Tchad : l’imbroglio judiciaire autour du général Abdoulaye Miskine se poursuit
La procédure judiciaire visant le général Abdoulaye Miskine, de son nom civil Martin Koumtamadji, s’enlise une nouvelle fois au Tchad. Alors que son dossier devait être examiné par la chambre criminelle de la Cour d’appel de N’Djamena lors d’une audience foraine le lundi 25 mai 2026, l’affaire a finalement été retirée du rôle, prolongeant une attente qui dure depuis plusieurs années.
Des chefs d’accusation lourds pour un dossier complexe
Le dossier, répertorié sous le numéro 093/2022, concerne non seulement Abdoulaye Miskine, mais également ses co-accusés Adoum Rakhis, Ringo Djouma et Abdoulaye Gros. Les charges pesant sur eux sont particulièrement graves : association de malfaiteurs, participation à des mouvements insurrectionnels, enlèvement, séquestration, viol, extorsion de biens et sévices corporels. Ces faits auraient été commis dans la localité de Tissi.
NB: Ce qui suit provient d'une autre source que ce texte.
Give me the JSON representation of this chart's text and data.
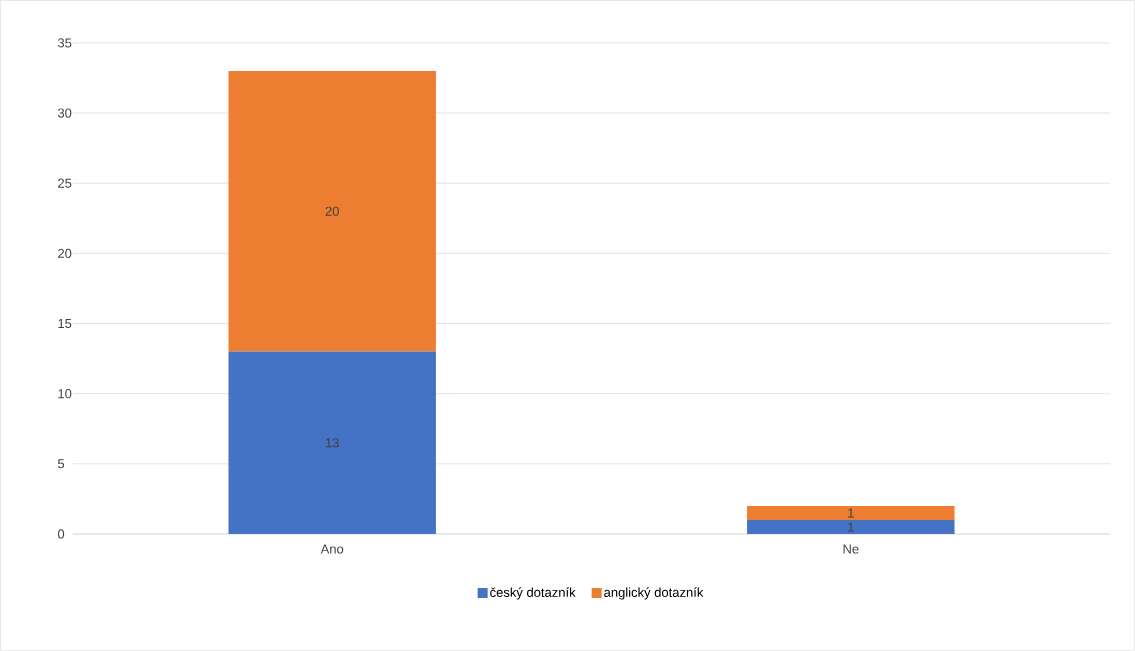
{
  "chart_data": {
    "type": "bar",
    "stacked": true,
    "categories": [
      "Ano",
      "Ne"
    ],
    "series": [
      {
        "name": "český dotazník",
        "color": "#4472c4",
        "values": [
          13,
          1
        ]
      },
      {
        "name": "anglický dotazník",
        "color": "#ed7d31",
        "values": [
          20,
          1
        ]
      }
    ],
    "ylim": [
      0,
      35
    ],
    "yticks": [
      0,
      5,
      10,
      15,
      20,
      25,
      30,
      35
    ],
    "grid": "y",
    "legend": "bottom",
    "data_labels": true
  }
}
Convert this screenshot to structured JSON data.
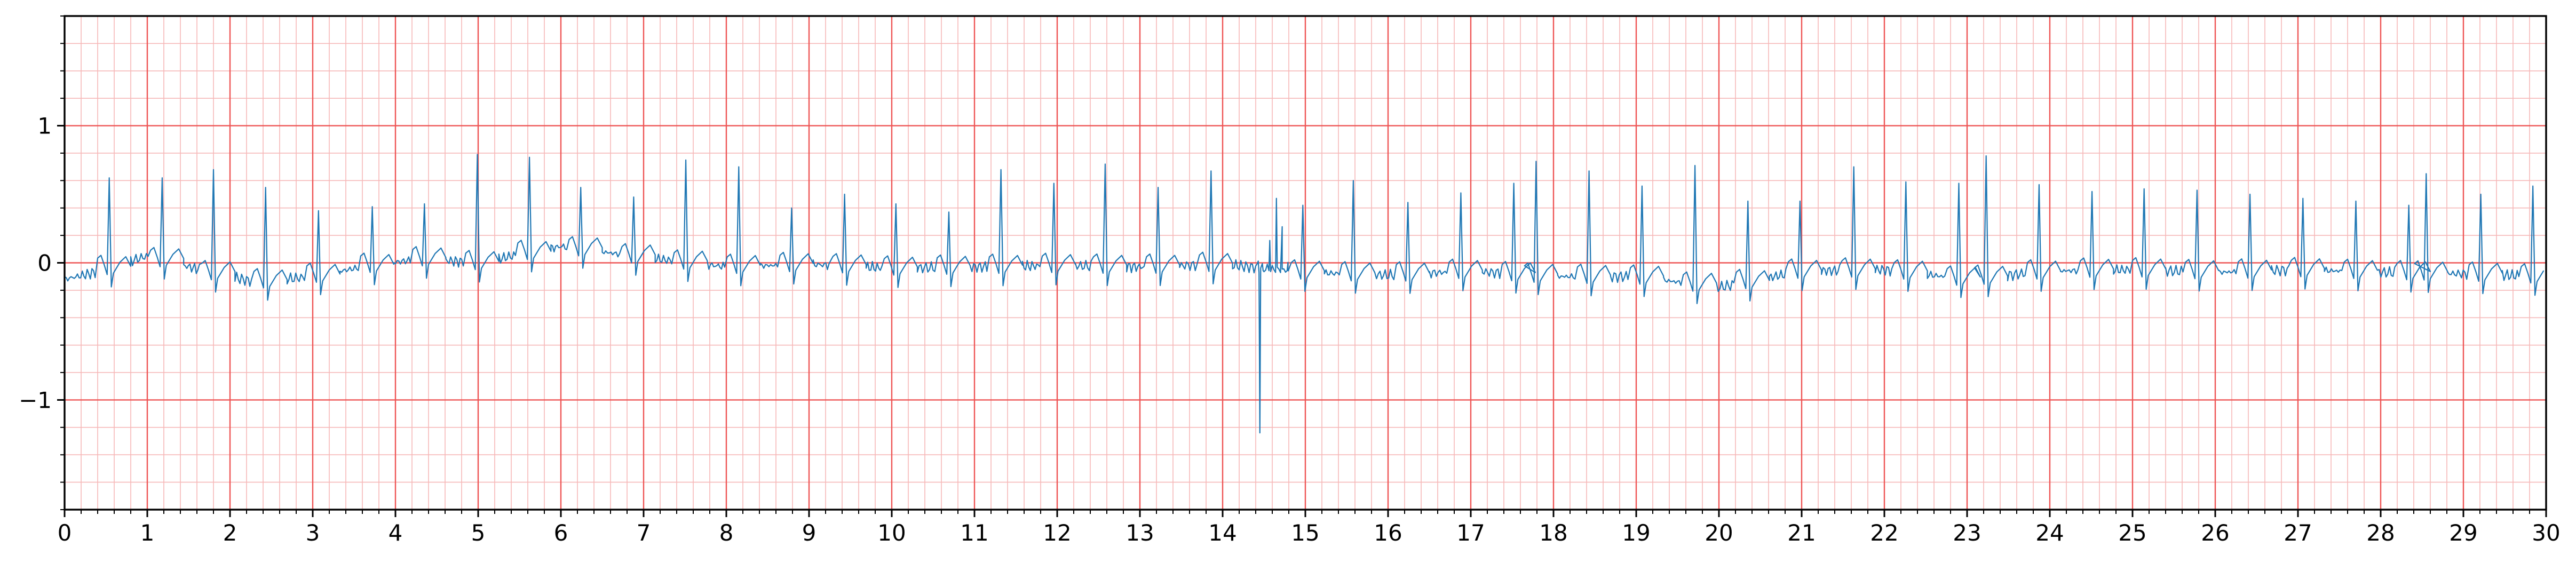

Incarcéré depuis son arrestation en novembre 2019 à N’Djamena, l’ancien chef rebelle totalise désormais plus de six ans et demi de détention préventive à la maison d’arrêt de Klessoum. L’annulation de l’audience de mai 2026, officiellement attribuée au décès imprévu d’un greffier, laisse planer de nombreuses incertitudes. Depuis cet événement, aucune nouvelle date de comparution n’a été fixée, ce qui alimente les spéculations sur d’éventuelles entraves politiques empêchant le jugement de l’ex-leader du Front démocratique du peuple centrafricain (FDPC).

Une dimension politique et sanitaire préoccupante
L’affaire Abdoulaye Miskine dépasse le simple cadre judiciaire tchadien. Bien que la République centrafricaine ait officiellement sollicité son extradition, les autorités du Tchad ont jusqu’à présent décliné cette demande. Son rôle passé dans l’Accord de paix de Khartoum en 2019 confère à sa situation une résonance diplomatique régionale majeure entre N’Djamena et Bangui.
Parallèlement, la dégradation de l’état de santé du détenu inquiète ses proches et ses conseils. Souffrant d’insuffisance rénale, d’hypertension artérielle et de troubles visuels, il a dû être hospitalisé plusieurs fois, notamment en 2025. Cette même année, il avait observé une grève de la faim pour protester contre le retrait de ses traitements médicaux.
Aujourd’hui, le dossier reste officiellement ouvert, mais le blocage systématique des audiences renforce le sentiment d’une détention sans fin. Sans annonce de reprise du procès, l’avenir juridique d’Abdoulaye Miskine demeure totalement incertain.